Tuesday, July 21, 2009

Are You the Ant or the Giant?

If you feel unhappy with any aspect of your career, you have the power, in this moment, to change it. Your job is more than a title and list of responsibilities. Your field is more than a profession and a series of degrees and certifications. To experience more in your career, you've got to take more control of how you work, when you work, who you work for, and what you get paid.

It is not the company's job to promote you. In today's economy, it's barely their responsibility to train you. If you desire success in terms of career growth and expansion, you have to take the bull by the horns and blaze your own career path.

How do you do that?
Work like the ant and network like the giant.

"Within every ant is a giant and within every giant is an ant."

Ants work very hard.
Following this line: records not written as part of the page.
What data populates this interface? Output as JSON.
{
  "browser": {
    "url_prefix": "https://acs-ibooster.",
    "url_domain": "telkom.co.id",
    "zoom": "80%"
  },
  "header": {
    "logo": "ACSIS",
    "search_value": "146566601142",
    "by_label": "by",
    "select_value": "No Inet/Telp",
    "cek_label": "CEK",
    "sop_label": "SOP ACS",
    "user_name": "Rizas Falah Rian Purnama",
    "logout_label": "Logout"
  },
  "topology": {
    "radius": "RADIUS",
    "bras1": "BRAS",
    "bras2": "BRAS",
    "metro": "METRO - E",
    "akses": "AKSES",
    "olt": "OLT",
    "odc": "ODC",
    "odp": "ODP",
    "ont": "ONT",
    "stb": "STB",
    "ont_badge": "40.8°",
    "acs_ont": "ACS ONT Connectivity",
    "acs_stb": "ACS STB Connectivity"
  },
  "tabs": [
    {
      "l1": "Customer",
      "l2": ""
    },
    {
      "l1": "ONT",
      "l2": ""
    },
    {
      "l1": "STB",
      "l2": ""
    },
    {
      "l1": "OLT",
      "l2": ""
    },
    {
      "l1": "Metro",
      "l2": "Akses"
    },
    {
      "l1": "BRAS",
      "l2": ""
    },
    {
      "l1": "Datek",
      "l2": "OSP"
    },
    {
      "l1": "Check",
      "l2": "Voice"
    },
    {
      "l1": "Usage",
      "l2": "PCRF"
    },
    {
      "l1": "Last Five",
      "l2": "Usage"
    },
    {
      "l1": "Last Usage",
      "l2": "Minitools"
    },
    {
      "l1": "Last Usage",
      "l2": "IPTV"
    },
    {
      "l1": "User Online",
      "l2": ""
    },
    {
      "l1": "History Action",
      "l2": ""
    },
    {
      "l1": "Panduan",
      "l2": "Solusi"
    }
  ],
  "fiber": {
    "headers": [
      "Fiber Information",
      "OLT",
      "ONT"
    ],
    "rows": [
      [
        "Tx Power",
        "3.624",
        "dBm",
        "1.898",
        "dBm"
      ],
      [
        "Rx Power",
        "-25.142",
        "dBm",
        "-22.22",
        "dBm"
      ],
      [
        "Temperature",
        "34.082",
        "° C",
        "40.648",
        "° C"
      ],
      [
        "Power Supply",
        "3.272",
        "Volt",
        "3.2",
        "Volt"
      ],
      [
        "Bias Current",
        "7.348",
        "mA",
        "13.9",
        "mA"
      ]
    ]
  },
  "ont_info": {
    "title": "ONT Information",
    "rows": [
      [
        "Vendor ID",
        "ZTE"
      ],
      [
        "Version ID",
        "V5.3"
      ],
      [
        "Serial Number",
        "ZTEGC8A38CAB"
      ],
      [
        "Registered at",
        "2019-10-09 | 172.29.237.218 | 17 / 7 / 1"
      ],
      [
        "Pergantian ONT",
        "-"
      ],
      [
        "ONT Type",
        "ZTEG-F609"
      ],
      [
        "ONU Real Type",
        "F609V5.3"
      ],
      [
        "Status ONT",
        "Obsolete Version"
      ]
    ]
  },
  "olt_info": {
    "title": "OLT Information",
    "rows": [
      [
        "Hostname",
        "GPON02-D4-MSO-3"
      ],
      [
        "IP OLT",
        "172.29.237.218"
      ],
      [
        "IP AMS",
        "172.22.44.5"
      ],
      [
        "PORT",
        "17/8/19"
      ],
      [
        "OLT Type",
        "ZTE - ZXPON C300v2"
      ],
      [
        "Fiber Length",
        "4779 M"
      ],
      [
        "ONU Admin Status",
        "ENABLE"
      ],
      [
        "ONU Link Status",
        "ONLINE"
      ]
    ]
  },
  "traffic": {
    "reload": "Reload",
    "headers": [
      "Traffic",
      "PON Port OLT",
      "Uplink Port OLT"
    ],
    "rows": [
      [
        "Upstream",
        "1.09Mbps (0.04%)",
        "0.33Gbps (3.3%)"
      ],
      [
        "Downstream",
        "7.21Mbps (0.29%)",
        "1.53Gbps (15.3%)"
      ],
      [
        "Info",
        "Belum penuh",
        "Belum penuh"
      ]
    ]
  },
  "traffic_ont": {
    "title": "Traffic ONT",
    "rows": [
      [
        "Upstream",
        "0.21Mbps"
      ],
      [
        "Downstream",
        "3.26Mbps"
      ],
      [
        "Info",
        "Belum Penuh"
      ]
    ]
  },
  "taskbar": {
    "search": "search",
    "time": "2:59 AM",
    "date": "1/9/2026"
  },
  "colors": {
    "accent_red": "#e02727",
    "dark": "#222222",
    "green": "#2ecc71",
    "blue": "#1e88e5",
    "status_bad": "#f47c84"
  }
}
They plan, prepare and store what they need for the winter well in advance. They can lift so much more than their own body weight and, together, as a community, they build, save and thrive.

Giants aren't as quick as ants but their mere size gives off an air of power and strength that you won't perceive in an ant at first. Perceived power brings with it a first impression of strength and, as we all know, first impressions are usually lasting impressions.

In your career, you've got to work like the ant (smarter, not harder, lifting more than your weight, planning ahead and using wisdom) but you cannot showcase this totality of effort for your entire office to see. Too many people play the martyr at work and choose to be the "workhorse" and then wonder why, when performance appraisal time comes, they're always passed up for the promotion.

If you will work twice as hard as everybody else for the same pay, what incentive are you giving the company to pay you more?

That's why you maintain your work ethic, bring in the best results but you showcase the strength and power of the giant so when people in the office see you, they don't think "Oh, he'll do the job of three people for the price of one." No, they see you relaxed, enjoying the workday, networking with senior managers and they'll wonder "How does he get so much done when he spends a lot of the time in a peaceful state? He must know somebody..."

To be a big fish in any pond, you must convey an impression of strength and power that can't be conveyed if you look like a chicken running around with his head cut off.

Work hard but don't play the workhorse;
show that you get paid just as much
for your presence as you do for your productivity.